WORDS: Laura McCarthy
Finding a good place to enjoy a drink is great. When you come across a pub that has great live music, a good selection on the juke, and nice people, there’s simply nothing better. In the UK it seems that the alternative has been embraced by many pubs and bars, with . Yet, what about the scene across the pond? Considering a huge amount of music we listen to here in the UK comes from the US, it seems appropriate to look into the music scene, and the places that support alternative music and people.
I had the opportunity to spend some time in New York, and looked into the bars and pubs within the Island of Manhattan to see what was different and what was familiar. It was a hard task, but someone had to do it.
Firstly, I got myself down to Manitoba. This is a fantastic haunt for those looking for good, loud music and cheap drinks. The history of this bar is pretty cool, there’s been some names through its doors, with “Handsome Dick” Manitoba from THE DICTATORS actually owning the place. The nice thing is that just like in any decent bar in the UK, you don’t feel intimidated or unwelcome because you’re not a “local”. Don’t get me wrong, there’s those people who clearly visit regularly, but it’s by-the-by. There’s all sorts of folk around- I had a chat with a group of Hell’s Angels outside, and sat no far away was a group who welcomed my conversation and banter. This is what a good bar is all about- like minded people, regardless of age, race or gender enjoying each other’s company.

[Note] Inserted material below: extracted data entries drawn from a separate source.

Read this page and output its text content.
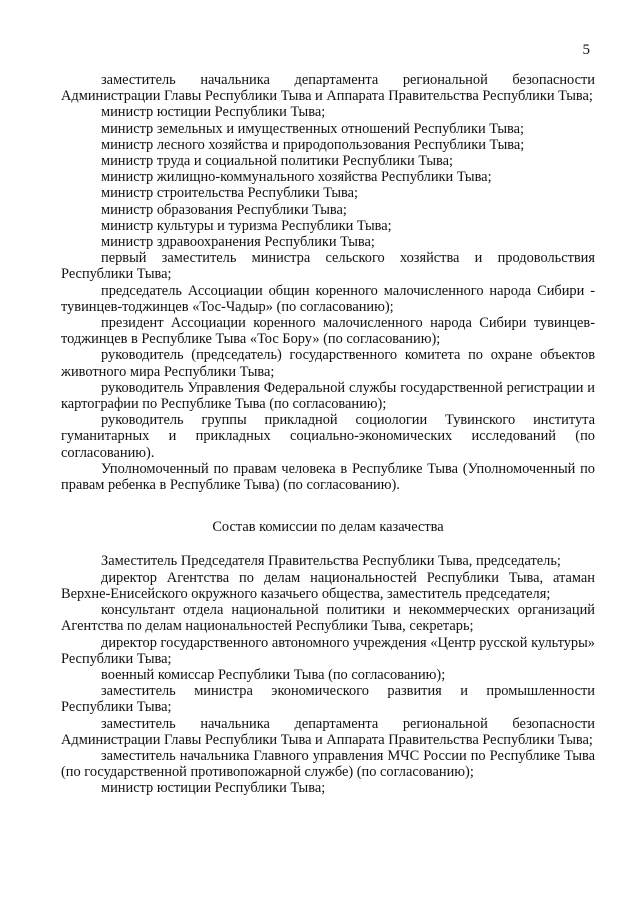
5

заместитель начальника департамента региональной безопасности Администрации Главы Республики Тыва и Аппарата Правительства Республики Тыва;

министр юстиции Республики Тыва;

министр земельных и имущественных отношений Республики Тыва;

министр лесного хозяйства и природопользования Республики Тыва;

министр труда и социальной политики Республики Тыва;

министр жилищно-коммунального хозяйства Республики Тыва;

министр строительства Республики Тыва;

министр образования Республики Тыва;

министр культуры и туризма Республики Тыва;

министр здравоохранения Республики Тыва;

первый заместитель министра сельского хозяйства и продовольствия Республики Тыва;

председатель Ассоциации общин коренного малочисленного народа Сибири - тувинцев-тоджинцев «Тос-Чадыр» (по согласованию);

президент Ассоциации коренного малочисленного народа Сибири тувинцев-тоджинцев в Республике Тыва «Тос Бору» (по согласованию);

руководитель (председатель) государственного комитета по охране объектов животного мира Республики Тыва;

руководитель Управления Федеральной службы государственной регистрации и картографии по Республике Тыва (по согласованию);

руководитель группы прикладной социологии Тувинского института гуманитарных и прикладных социально-экономических исследований (по согласованию).

Уполномоченный по правам человека в Республике Тыва (Уполномоченный по правам ребенка в Республике Тыва) (по согласованию).

Состав комиссии по делам казачества

Заместитель Председателя Правительства Республики Тыва, председатель;

директор Агентства по делам национальностей Республики Тыва, атаман Верхне-Енисейского окружного казачьего общества, заместитель председателя;

консультант отдела национальной политики и некоммерческих организаций Агентства по делам национальностей Республики Тыва, секретарь;

директор государственного автономного учреждения «Центр русской культуры» Республики Тыва;

военный комиссар Республики Тыва (по согласованию);

заместитель министра экономического развития и промышленности Республики Тыва;

заместитель начальника департамента региональной безопасности Администрации Главы Республики Тыва и Аппарата Правительства Республики Тыва;

заместитель начальника Главного управления МЧС России по Республике Тыва (по государственной противопожарной службе) (по согласованию);

министр юстиции Республики Тыва;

My next visit was to Cake Shop, which is a tiny little place. It’s quite the trendy set up in the café upstairs, with cool tenders behind the bar and a place you can easily take a moment to chill. However should you want some live music, pop on downstairs to the bar. It’s dark, cool and packs some great bands in. The vibe of the crowd, however small, is energetic and enthusiastic towards the musicians. Those of us in the UK can appreciate a small premises, and personally I felt right at home. Personally I’d like to see more of this kind of thing in the UK, a nice divide in atmosphere depending on your needs.
I did wonder if there was somewhere more akin to the softer sides of scene, where one could find some peace, but still feel that musical vibe. I ended up in a place called Hi fi which is more casual, indie sort of joint. However, there was word that their music selection was epic in scale. So I had a look at the jukebox. And true to the rumour, it’s rammed. In fact, there’s over 4000 albums on this thing! I’d give anything for my local to have this piece of kit! What makes a good bar for me personally is sitting with friends, and being able to enjoy whatever record is on; when an unexpected gem runs through the speakers and you grin to yourself. Well, this can happen at any time in this bar. Noticing that there was also comedy nights and live acts coming up, I have to say I felt pretty at home. Going on a night out in the UK, a chilled kind of evening just catching up with mates, this could easily be somewhere in the Northern Quarter of Manchester or Leeds. (Pointless point, I was also intrigued because an owner shares my name, which is interesting to only myself.)
To be objective on two scenes is difficult. Being from one cultural background obviously influences your opinion on the places you experience elsewhere. However, there was a common feeling between the bars in the UK and those in New York. There was the same musical appreciation, the same desire to enjoy the time spent with like-minded people and appreciate new and old music. As in both cases, the young and new bands that play in these dives may not be the shinning stars of tomorrow, but the energy and performances are just as fun, off the wall and enjoyable no matter Stateside or in a dank old pub in the UK.
What I will say, however, it that while there is support over in NY for the bands and the music, you can see why bands become bigger here in the UK much faster. Word travels faster, the area to cover is obviously much smaller and the general amount of reception for these bands is much higher. More so, there’s obviously not quite the scale of competition. Conversely, from what little I have gleamed from my travels, the critical aspect of American bar-goes is lacking. This is perhaps to it’s benefit, as the atmosphere is generally very laidback, therefore potentially being more open and interesting. America, and New York especially, has always been a hugely diverse space, and therefore people from all walks of life mesh quite well in these kinds of bars.
The folks of the UK, no matter what city, are more reserved generally, and those of a more unconventional nature have to push a little harder and have more pride in their difference. The bars and pubs that welcome a diverse range of people have to be savoured. Both sides have their up and down sides. What matters is that both are hugely fun places to be as a fan of music, and it’s rewarding to see the expansion of that music no matter the location. In all its forms, rock and roll is here to stay.